СЛУШАТЕЛЬНИЦА 3: Алло!

К. ЛАРИНА: Да, да, пожалуйста!

СЛУШАТЕЛЬНИЦА 3: Я думаю, это «Похищение Европы».

К. ЛАРИНА: Нет, это не «Похищение Европы». Ещё пробуем… Аллё, здравствуйте! Аллё? Аллё, аллё!

СЛУШАТЕЛЬНИЦА 4: Это «Портрет Николая Второго»?

К. ЛАРИНА: Нет, не «Николая Второго». Ещё есть какие варианты разнообразные… Аллё, здравствуйте!

СЛУШАТЕЛЬНИЦА 5: Здравствуйте! Это конечно «Портрет Иды Рубинштейн».

К. ЛАРИНА: Не-ет, совсем не «конечно», ну и Вам тоже не повезло. Кто же у нас отгадает, кто же назовёт нам эту картину?... Пожалуйста, [телефон +7 495]
3633659. Я думала, что с первого раза ответят – нет! Аллё, здравствуйте!
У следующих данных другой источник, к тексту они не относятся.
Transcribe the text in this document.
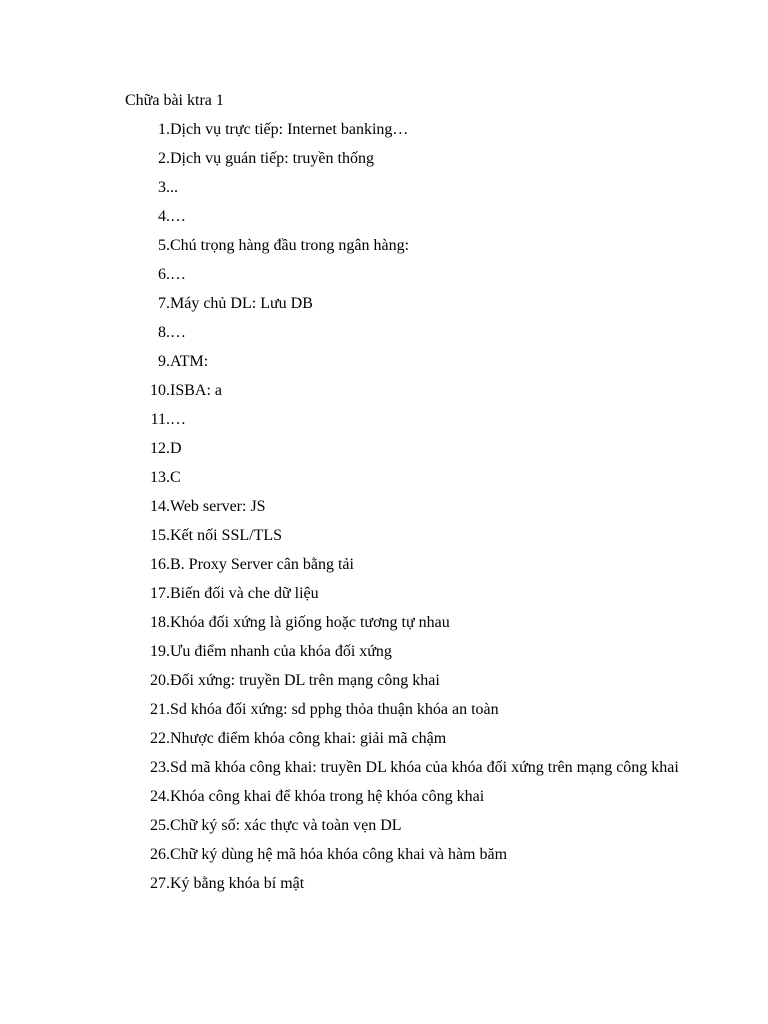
Chữa bài ktra 1
1. Dịch vụ trực tiếp: Internet banking…
2. Dịch vụ guán tiếp: truyền thống
3. ..
4. …
5. Chú trọng hàng đầu trong ngân hàng:
6. …
7. Máy chủ DL: Lưu DB
8. …
9. ATM:
10. ISBA: a
11. …
12. D
13. C
14. Web server: JS
15. Kết nối SSL/TLS
16. B. Proxy Server cân bằng tải
17. Biến đối và che dữ liệu
18. Khóa đối xứng là giống hoặc tương tự nhau
19. Ưu điểm nhanh của khóa đối xứng
20. Đối xứng: truyền DL trên mạng công khai
21. Sd khóa đối xứng: sd pphg thỏa thuận khóa an toàn
22. Nhược điểm khóa công khai: giải mã chậm
23. Sd mã khóa công khai: truyền DL khóa của khóa đối xứng trên mạng công khai
24. Khóa công khai để khóa trong hệ khóa công khai
25. Chữ ký số: xác thực và toàn vẹn DL
26. Chữ ký dùng hệ mã hóa khóa công khai và hàm băm
27. Ký bằng khóa bí mật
СЛУШАТЕЛЬНИЦА 6: Аллё? Здравствуйте!

К. ЛАРИНА: Да, да! Здрасте!

СЛУШАТЕЛЬНИЦА 6: Я думаю, что, может быть, это «Портрет жены» Князя Щербатова, Полины Щербатовой.

К. ЛАРИНА: Правильно, да?

Е. ИЛЮХИНА: Правильно!

К. ЛАРИНА: Совершенно верный ответ! Как Вас зовут?

СЛУШАТЕЛЬНИЦА 6: Елена.

К. ЛАРИНА: Спасибо Вам большое – Вы правы. Ваш телефон [у нас] есть, и Вы получаете приз от Третьяковки, а я быстро назову наших остальных победителей,
которые правильно ответили на вопрос [послав сообщение] на sms: Лора [с цифрами номера] 919, Анатолий 231, Роман 907, Татьяна 392.

НОВОСТИ

К. ЛАРИНА: Ну, что… Мы продолжаем рассказ о коллекционерах – Князе Щербатове и музыканте Сергее Кусевицком. У нас в гостях, напомню, Евгения Илюхина, старший
научный сотрудник Третьяковской галереи, и нам ничто не мешает продолжить передачу.

Перейдём к Князю?

Е. ИЛЮХИНА: Да, я вот сейчас как раз подумала, что ещё одно, что объединяет этих двух людей, это мечта о создании некого такого Центра, «Храма искусств»,
как называл его Кусевицкий, мечтая построить здание, которое совмещало бы в себе Музыкальную академию, то есть, образовательное учреждение – концертные
залы, картинную галерею и залы для театров – даже разработан был уже некий проект…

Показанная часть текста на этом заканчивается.